Each week we find a new topic for our readers to learn about in our AI Education column.
Business and information have always gone hand-in-hand—but with AI, it’s complicated.
The kind of information businesses are gathering, and the things that businesses and other entities want to do with that data, require a new way of thinking about what that information means, who it should belong to, and how it should be handled.
Welcome to AI Education, where our discussion today will focus on data ethics, the idea that there are obligations that come with gathering, storing and using information, especially personal information.

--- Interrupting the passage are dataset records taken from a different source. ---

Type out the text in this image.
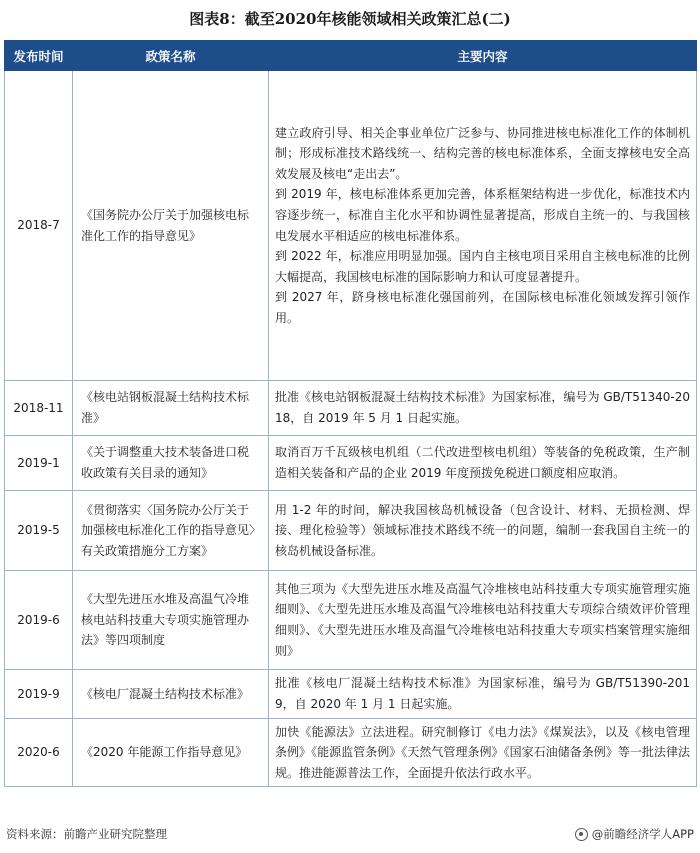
图表8：截至2020年核能领域相关政策汇总(二)
发布时间	政策名称	主要内容
2018-7	《国务院办公厅关于加强核电标准化工作的指导意见》	建立政府引导、相关企事业单位广泛参与、协同推进核电标准化工作的体制机制；形成标准技术路线统一、结构完善的核电标准体系，全面支撑核电安全高效发展及核电“走出去”。

到 2019 年，核电标准体系更加完善，体系框架结构进一步优化，标准技术内容逐步统一，标准自主化水平和协调性显著提高，形成自主统一的、与我国核电发展水平相适应的核电标准体系。

到 2022 年，标准应用明显加强。国内自主核电项目采用自主核电标准的比例大幅提高，我国核电标准的国际影响力和认可度显著提升。

到 2027 年，跻身核电标准化强国前列，在国际核电标准化领域发挥引领作用。

2018-11	《核电站钢板混凝土结构技术标准》	批准《核电站钢板混凝土结构技术标准》为国家标准，编号为 GB/T51340-2018，自 2019 年 5 月 1 日起实施。

2019-1	《关于调整重大技术装备进口税收政策有关目录的通知》	取消百万千瓦级核电机组（二代改进型核电机组）等装备的免税政策，生产制造相关装备和产品的企业 2019 年度预拨免税进口额度相应取消。

2019-5	《贯彻落实〈国务院办公厅关于加强核电标准化工作的指导意见〉有关政策措施分工方案》	用 1-2 年的时间，解决我国核岛机械设备（包含设计、材料、无损检测、焊接、理化检验等）领域标准技术路线不统一的问题，编制一套我国自主统一的核岛机械设备标准。

2019-6	《大型先进压水堆及高温气冷堆核电站科技重大专项实施管理办法》等四项制度	其他三项为《大型先进压水堆及高温气冷堆核电站科技重大专项实施管理实施细则》、《大型先进压水堆及高温气冷堆核电站科技重大专项综合绩效评价管理细则》、《大型先进压水堆及高温气冷堆核电站科技重大专项实档案管理实施细则》

2019-9	《核电厂混凝土结构技术标准》	批准《核电厂混凝土结构技术标准》为国家标准，编号为 GB/T51390-2019，自 2020 年 1 月 1 日起实施。

2020-6	《2020 年能源工作指导意见》	加快《能源法》立法进程。研究制修订《电力法》《煤炭法》，以及《核电管理条例》《能源监管条例》《天然气管理条例》《国家石油储备条例》等一批法律法规。推进能源普法工作，全面提升依法行政水平。

资料来源：前瞻产业研究院整理	@前瞻经济学人APP
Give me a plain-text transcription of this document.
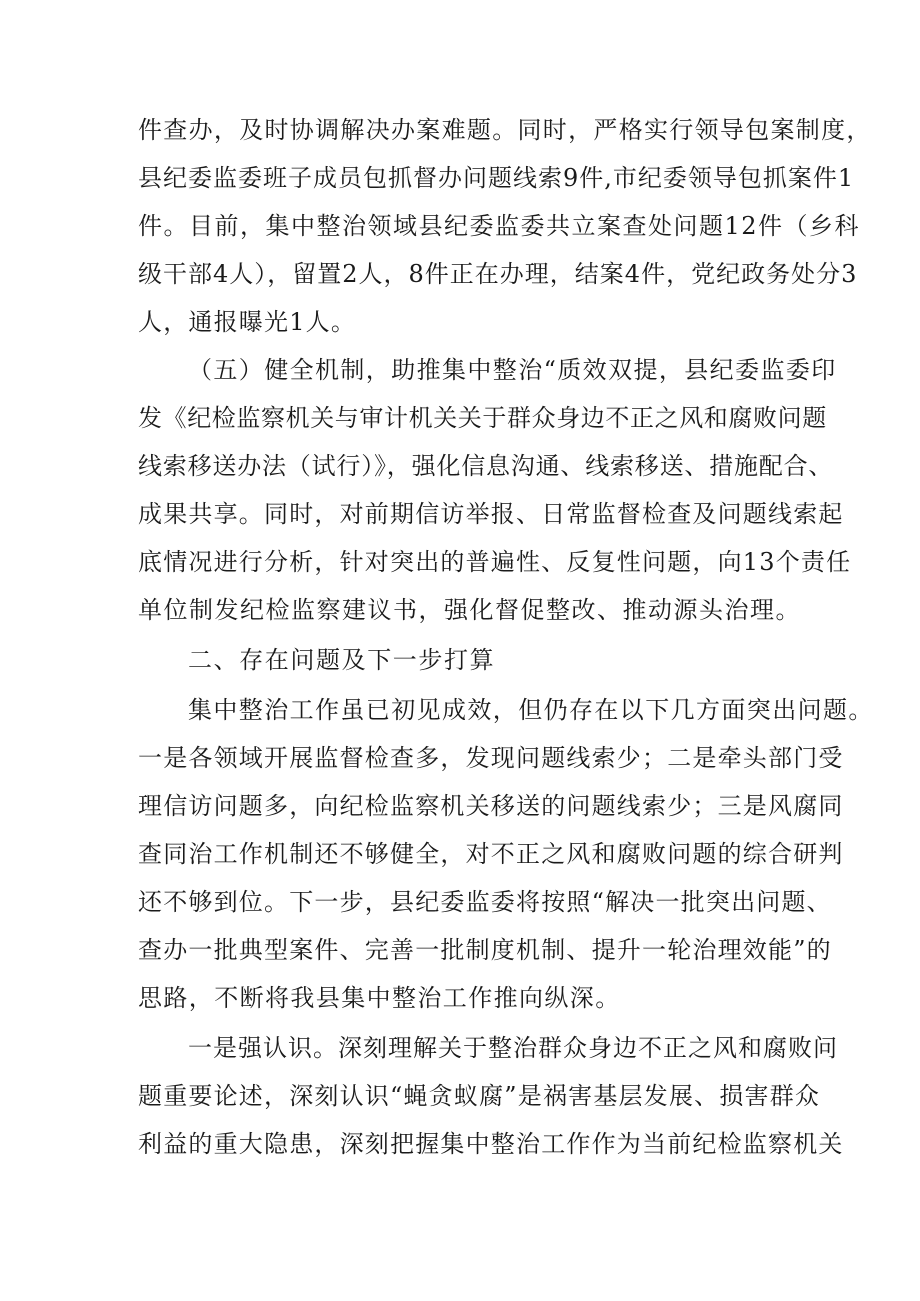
件查办，及时协调解决办案难题。同时，严格实行领导包案制度，
县纪委监委班子成员包抓督办问题线索9件,市纪委领导包抓案件1
件。目前，集中整治领域县纪委监委共立案查处问题12件（乡科
级干部4人），留置2人，8件正在办理，结案4件，党纪政务处分3
人，通报曝光1人。
（五）健全机制，助推集中整治“质效双提，县纪委监委印
发《纪检监察机关与审计机关关于群众身边不正之风和腐败问题
线索移送办法（试行）》，强化信息沟通、线索移送、措施配合、
成果共享。同时，对前期信访举报、日常监督检查及问题线索起
底情况进行分析，针对突出的普遍性、反复性问题，向13个责任
单位制发纪检监察建议书，强化督促整改、推动源头治理。
二、存在问题及下一步打算
集中整治工作虽已初见成效，但仍存在以下几方面突出问题。
一是各领域开展监督检查多，发现问题线索少；二是牵头部门受
理信访问题多，向纪检监察机关移送的问题线索少；三是风腐同
查同治工作机制还不够健全，对不正之风和腐败问题的综合研判
还不够到位。下一步，县纪委监委将按照“解决一批突出问题、
查办一批典型案件、完善一批制度机制、提升一轮治理效能”的
思路，不断将我县集中整治工作推向纵深。
一是强认识。深刻理解关于整治群众身边不正之风和腐败问
题重要论述，深刻认识“蝇贪蚁腐”是祸害基层发展、损害群众
利益的重大隐患，深刻把握集中整治工作作为当前纪检监察机关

As some of you know, part of my background is in health care, where, since the 1990s, health providers have struggled to comply with HIPAA and other state and federal regulations around the gathering, storage and use of personally identifiable health information—when we worked in that space, we were still living in a universe of open intensive care units designed as panopticons and shared or semi-private acute care rooms, making sure the family on the other side of the flimsy curtain knew nothing about your hemorrhoids, let alone things like your address, insurance and your phone number, was not going to be a realistic ask. But we had to try. Filters were put on computer screens, conversations were moved to more private areas, and over the decades, more private facilities have been constructed to make HIPAA compliance much easier.
Similarly, due to both regulation and to industry-accepted best practices, financial institutions started to build environments with data ethics in mind even before AI implementation became a concern. Now that AI has accelerated the gathering, storage and use of data in the financial service sector, placing additional importance on data ethics.
Harvard’s 5 Principles of Data Ethics
In a March 2021 article, Harvard Business School Online’s Catherine Cote offers up five guiding principles businesses can apply:
Ownership—An individual has ownership over their personal information. Don’t collect data without consent.
Transparency—Data subjects have the right to know how you plan to collect, store and use their information. Do not withhold information about methods or intentions regarding data gathering and storage.
Privacy—Consent to collect, store and use information does not imply consent to make that information publicly available. It is the organization’s responsibility to ensure that data is kept safe, secure and private.
Intention—Even if data is collected and handled in an ethical manner, it is not ethical to collect data for malicious purposes. Only gather, store and handle data for which there is a need or purpose.
Outcomes—Data analysis can cause inadvertent harm to individuals or groups of people, even if intentions are good.
The 5 C’s
Another somewhat older framework for thinking about data ethics has been circulating around the web—we’re not entirely clear on whose idea it was in the first place, so we’re not going to attribute it to any single source, though iterations of the 5 C’s can be found for reference on free, public-facing sites like O’Reilly Media and Atlan.
Consent
An individual must give informed consent before an entity gathers, processes or uses their personal data in any way. Informed consent implies the transparency of Harvard’s framework—organizations must be clear about how and why information is being collected, processed, stored and used.
Collection
Organizations should only collect the data that is necessary and must avoid collecting irrelevant or unnecessary data. This is one we see violated all the time online and in apps. Data collection should be safe and secure, and organizations should be transparent about their data collection processes, disclosing what data is being collected, how it is protected, and what it will be used for.
Control
Individuals have the right to control their own data. This includes the ability to access and review their data and personally update their data, as well as the right to know who has accessed their data, who is able to access their data, and how it has been used. Individuals have a right to see and control whether their data is being used in ways that violate their personal principles—for example, a pacifist should be able to prevent their personal data from being used for military purposes.
Confidentiality
Organizations, not the individual, bear the primary responsibility for making sure the data they collect is safe from not just breaches or leaks, but from any unauthorized or unnecessary access whatsoever. Data should be stored and transmitted via secure methods, and controls must be in place to prevent unauthorized access.
Compliance
Finally, organizations must also meet any local, state, national and transnational rules and regulations regarding data privacy and security. Legal compliance is to be considered in addition to ethical principles, industry standards and best practices, not as a baseline expectation in and of itself.
Why Is Data Ethics Important?
Data ethics intersect the financial services sector in a few places. One is the ever-present risk of cybersecurity breaches. Having a firm grounding in data ethics provides guidance that can not just help minimize data incidents, but also guide behaviors and best practices in the wake of a breach.
As we use technology to make more decisions, however, it becomes critical that we’re able to understand and take responsibility for the data we’re using to guide our technology, because the stakes are high. Biased data can lead to issues like skewed college admissions or hiring practices where certain groups are given undue weight. Don’t think it can happen? Recall Amazon’s issues when an algorithm used for internal hiring decisions was accused of gender bias, or facial recognition software’s struggles to identify people with darker skin tones. Or Facebook’s Cambridge Analytica scandal. Or Uber’s vulnerabilty that allowed anyone—bad actors included—to track users’ real-time location.
In an industry responsible for keeping everyone’s money safe, the potential for things to go bad with data collection and storage cannot be minimized, especially as the volume of data collected and stored mushrooms in the AI era. It’s like a gigantic bomb waiting to go off in the financial services industry’s face.
And data ethics is the tool companies can use to defuse that bomb.